Difficult lessons learned
Since the pandemic, cyberattacks have continued to increase against organizations of all complexities and sizes. In a breach of Medibank, an Australian health care provider, more than 9 million customers’ health information was compromised, leading to millions in losses. In a breach of DoorDash, a food delivery service, more than 4.9 million customers personally identifiable information (PII) was compromised, with some credit card information for customers obtained as well. Of course, these numbers don’t reflect the significant damage to the reputation of each company.
The average cost of a data breach increased 12.7% from 2020 to 2022, at $4.35 million globally.
Regardless of an organization’s size or complexity, it can be a victim of a data breach. In the U.S., the average cost of a data breach has reached a staggering $9.45 million, due to lack of internal security controls. 83% of organizations have had more than one data breach. Even highly regulated organizations, such as healthcare, are failing at a dramatic rate regarding data breaches. With the amount of digital content expanding, the potential for future breaches is growing too.
PCI DSS audit
To protect customers’ credit card data, the Payment Card Industry (PCI), which was formed by major credit card brands, has created a set of 12 requirements, known as the Data Security Standard (DSS), with which all organizations that process, transmit, or store credit card data must comply. These standards focus on areas such as network security, vulnerability management programs, control measures, and monitoring and testing for security. Smaller organizations may validate compliance internally, but larger organizations must hire a Qualified Security Assessor (QSA) to perform the validation. Noncompliance can result in heavy fines and even the loss of ability to accept credit cards.
There are many, at times too many, compliance initiatives around security driven by different industry segments and markets, and most organizations don’t know where to start. Such initiatives that organizations may pursue include becoming ISO 27001 certified or obtaining a Service Organization Control (SOC) report over security, availability, confidentiality, processing integrity, or privacy. Others include HIPAA, NIST 800-53, the Cloud Security Alliance compliance, and many more. Regardless of the direction the business takes, being compliant doesn’t mean that business is secure.
Compliance versus security
A business that passes a PCI DSS or SOC audit with flying colors may still be vulnerable to a security breach. These audits reveal only minimum security requirements and are focused more on protecting customer data than protecting the company. (For example, a company’s separate internal network might not be included in the audit if customer data is stored in a separate segmented network.) In addition, these audits, as in the case of the 2013 Target breach, do not heavily cover third-party vendors that could put organizations at risk.
Organizations should also consider their legal position in the event of a breach and understand that compliance with PCI DSS or SOC requirements might not necessarily strengthen it.
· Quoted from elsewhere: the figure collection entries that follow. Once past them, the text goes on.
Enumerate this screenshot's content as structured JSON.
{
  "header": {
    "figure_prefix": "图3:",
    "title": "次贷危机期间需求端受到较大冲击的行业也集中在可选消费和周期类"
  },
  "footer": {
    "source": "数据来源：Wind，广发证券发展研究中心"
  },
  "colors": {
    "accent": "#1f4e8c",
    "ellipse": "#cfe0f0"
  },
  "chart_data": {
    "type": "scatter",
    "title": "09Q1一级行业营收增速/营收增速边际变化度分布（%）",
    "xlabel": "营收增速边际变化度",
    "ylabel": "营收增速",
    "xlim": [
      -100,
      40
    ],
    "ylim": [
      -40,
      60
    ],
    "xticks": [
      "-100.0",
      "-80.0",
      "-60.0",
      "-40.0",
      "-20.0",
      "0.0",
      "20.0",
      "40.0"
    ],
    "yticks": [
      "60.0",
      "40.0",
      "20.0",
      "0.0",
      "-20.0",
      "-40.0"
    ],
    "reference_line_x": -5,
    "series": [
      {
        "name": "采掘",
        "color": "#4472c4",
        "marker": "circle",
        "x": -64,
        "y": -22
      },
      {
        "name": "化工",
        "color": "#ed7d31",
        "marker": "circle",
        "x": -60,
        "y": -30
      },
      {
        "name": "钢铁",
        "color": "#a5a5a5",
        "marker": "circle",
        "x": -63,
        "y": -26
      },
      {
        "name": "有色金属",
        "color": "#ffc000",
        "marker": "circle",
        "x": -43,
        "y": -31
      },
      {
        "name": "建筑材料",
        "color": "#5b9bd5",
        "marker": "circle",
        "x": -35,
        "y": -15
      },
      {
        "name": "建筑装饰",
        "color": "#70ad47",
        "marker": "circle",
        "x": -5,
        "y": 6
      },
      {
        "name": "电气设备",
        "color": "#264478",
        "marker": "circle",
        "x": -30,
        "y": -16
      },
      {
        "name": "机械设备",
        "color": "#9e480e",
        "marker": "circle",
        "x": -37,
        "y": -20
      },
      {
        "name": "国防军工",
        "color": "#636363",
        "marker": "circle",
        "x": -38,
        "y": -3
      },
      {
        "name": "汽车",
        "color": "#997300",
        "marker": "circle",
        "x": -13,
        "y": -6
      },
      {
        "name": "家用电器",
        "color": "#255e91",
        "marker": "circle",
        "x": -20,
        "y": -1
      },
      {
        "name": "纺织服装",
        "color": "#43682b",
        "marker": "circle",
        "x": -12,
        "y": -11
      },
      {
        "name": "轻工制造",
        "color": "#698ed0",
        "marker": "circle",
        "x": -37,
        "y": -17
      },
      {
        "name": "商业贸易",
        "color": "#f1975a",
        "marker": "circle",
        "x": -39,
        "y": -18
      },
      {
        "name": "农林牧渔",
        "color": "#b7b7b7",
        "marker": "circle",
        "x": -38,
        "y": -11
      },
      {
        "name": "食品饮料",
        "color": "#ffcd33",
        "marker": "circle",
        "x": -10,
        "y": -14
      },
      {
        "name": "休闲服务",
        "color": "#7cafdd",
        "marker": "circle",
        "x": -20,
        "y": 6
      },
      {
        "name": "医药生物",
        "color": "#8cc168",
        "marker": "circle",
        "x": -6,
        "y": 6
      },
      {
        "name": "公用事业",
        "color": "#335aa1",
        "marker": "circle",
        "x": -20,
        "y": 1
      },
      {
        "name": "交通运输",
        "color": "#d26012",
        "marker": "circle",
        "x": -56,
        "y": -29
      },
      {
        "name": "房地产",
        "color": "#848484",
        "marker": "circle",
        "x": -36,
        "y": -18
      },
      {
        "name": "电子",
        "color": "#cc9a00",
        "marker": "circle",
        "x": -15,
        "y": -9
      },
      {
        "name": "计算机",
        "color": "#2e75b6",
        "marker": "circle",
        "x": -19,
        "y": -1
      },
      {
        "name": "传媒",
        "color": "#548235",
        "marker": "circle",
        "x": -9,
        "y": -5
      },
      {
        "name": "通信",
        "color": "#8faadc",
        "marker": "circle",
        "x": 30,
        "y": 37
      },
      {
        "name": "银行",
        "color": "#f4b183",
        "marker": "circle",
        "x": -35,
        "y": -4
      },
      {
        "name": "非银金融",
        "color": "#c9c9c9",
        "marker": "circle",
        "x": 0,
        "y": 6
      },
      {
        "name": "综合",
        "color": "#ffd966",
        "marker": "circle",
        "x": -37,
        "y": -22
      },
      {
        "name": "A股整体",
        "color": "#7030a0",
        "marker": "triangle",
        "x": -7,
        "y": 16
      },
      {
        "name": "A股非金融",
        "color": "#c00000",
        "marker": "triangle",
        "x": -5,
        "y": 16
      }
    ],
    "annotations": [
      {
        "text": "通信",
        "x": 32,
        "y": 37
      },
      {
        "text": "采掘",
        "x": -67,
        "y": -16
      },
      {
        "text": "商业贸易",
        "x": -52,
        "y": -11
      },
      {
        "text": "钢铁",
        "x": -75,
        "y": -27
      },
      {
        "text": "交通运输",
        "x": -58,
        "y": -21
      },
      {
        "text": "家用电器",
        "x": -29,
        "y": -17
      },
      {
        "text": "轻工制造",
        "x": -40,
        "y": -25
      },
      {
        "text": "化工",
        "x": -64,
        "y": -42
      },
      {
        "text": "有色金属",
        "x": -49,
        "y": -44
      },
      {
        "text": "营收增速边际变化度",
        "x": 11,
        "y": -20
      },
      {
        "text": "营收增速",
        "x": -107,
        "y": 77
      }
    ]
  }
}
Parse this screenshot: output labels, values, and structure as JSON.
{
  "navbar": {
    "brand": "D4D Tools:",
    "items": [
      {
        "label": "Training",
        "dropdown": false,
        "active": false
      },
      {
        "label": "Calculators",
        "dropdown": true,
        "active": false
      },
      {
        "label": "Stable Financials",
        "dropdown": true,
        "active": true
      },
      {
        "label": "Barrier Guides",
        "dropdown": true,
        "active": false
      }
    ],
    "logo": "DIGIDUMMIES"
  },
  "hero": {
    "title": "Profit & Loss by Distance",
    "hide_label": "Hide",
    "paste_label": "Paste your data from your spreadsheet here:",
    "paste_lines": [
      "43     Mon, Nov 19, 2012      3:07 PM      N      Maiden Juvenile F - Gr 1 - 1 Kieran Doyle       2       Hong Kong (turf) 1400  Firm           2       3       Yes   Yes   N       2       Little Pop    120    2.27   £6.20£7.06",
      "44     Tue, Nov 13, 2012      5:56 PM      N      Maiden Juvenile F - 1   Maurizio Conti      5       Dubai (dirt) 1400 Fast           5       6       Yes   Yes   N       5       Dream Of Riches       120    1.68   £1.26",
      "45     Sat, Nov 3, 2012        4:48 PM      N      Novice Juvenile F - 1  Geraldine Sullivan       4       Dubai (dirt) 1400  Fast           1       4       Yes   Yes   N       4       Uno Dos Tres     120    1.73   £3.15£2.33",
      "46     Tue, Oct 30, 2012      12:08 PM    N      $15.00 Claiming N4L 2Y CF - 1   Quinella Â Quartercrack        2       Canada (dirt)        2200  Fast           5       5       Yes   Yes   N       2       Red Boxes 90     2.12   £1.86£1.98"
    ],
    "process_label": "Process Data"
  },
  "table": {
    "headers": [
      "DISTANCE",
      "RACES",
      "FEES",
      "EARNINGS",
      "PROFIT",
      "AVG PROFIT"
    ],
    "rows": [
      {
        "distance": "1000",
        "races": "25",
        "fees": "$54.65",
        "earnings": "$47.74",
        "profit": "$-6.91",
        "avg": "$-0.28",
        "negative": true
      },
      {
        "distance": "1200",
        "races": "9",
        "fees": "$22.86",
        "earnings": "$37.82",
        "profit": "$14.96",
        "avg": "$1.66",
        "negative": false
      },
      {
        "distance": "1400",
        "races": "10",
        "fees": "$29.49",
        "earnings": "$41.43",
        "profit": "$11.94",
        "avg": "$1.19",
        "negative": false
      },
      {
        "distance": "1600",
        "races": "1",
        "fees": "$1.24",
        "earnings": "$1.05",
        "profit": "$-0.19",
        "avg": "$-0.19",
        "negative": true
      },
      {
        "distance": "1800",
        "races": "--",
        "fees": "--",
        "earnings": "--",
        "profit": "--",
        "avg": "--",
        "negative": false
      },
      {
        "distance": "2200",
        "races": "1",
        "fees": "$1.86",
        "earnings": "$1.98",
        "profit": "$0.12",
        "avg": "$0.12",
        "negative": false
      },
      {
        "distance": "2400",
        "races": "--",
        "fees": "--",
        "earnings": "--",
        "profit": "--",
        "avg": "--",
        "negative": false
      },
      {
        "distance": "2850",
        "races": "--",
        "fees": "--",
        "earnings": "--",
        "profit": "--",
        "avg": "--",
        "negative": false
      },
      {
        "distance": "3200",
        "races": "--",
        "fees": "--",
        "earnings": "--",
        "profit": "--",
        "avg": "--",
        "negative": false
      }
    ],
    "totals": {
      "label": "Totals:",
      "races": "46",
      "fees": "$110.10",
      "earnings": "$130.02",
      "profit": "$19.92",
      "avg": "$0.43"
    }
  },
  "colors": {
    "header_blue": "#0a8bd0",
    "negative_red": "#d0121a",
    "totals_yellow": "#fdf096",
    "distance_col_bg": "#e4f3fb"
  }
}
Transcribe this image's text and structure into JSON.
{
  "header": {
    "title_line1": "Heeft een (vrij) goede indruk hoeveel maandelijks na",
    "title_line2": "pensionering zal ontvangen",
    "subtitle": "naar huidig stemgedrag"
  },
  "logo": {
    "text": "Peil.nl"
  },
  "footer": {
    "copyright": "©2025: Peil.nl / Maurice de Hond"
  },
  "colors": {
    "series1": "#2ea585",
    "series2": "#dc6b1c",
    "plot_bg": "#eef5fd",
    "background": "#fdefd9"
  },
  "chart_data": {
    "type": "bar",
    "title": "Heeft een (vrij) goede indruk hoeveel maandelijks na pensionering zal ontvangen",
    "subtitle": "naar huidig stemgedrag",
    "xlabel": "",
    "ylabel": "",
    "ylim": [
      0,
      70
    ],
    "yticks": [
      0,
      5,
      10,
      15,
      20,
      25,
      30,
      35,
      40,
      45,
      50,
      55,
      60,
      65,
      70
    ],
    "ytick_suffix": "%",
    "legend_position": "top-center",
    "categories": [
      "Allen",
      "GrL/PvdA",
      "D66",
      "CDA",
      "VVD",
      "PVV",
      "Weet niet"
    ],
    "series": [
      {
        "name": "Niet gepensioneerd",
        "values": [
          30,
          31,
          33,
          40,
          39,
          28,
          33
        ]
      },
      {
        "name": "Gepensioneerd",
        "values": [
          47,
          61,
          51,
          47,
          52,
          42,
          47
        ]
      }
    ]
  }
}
Local law takes precedence over data security requirements and regulation, which is a significant issue for organizations working with internationally based vendors and buyers.
To be truly secure, organizations must start by covering the basics, including network security, best practices, hardening guidelines, and internal network security assessments.
Because a good part of security risk occurs with end users, organizations can further protect themselves by providing security awareness training and policies for all staff members and additional training for IT staff.
Provide security best-practice/awareness training for IT staff and all staff members.
Organizations should also activate strong MSAs and SLAs with known IT security requirements and request independent audits for third-party providers.
Finally, organizations should regularly review the 20 principles for IT security developed by the SANS Institute. These principles include ensuring secure configurations on all devices, defending against malware, conducting security skills assessment and training, maintaining audit logs, and ensuring secure network engineering.
Steps to security
In today’s technology-driven business world, data security is something no company can afford to ignore. Keep in mind the following principles and guidelines when considering your company’s data security:
- If you store or transmit sensitive data, you’re at risk.
- A single breach can cost considerable time, money, and damage to your company’s reputation.
- You may be required to comply with PCI DSS requirements, but doing so doesn’t necessarily ensure your business is secure.
- Start with the basics for network security.
- Provide security best-practice/awareness training for IT staff and all staff members.
- Consider the risks posed by third-party vendors and take steps to neutralize them.
- Familiarize yourself with the SANS Institute principles.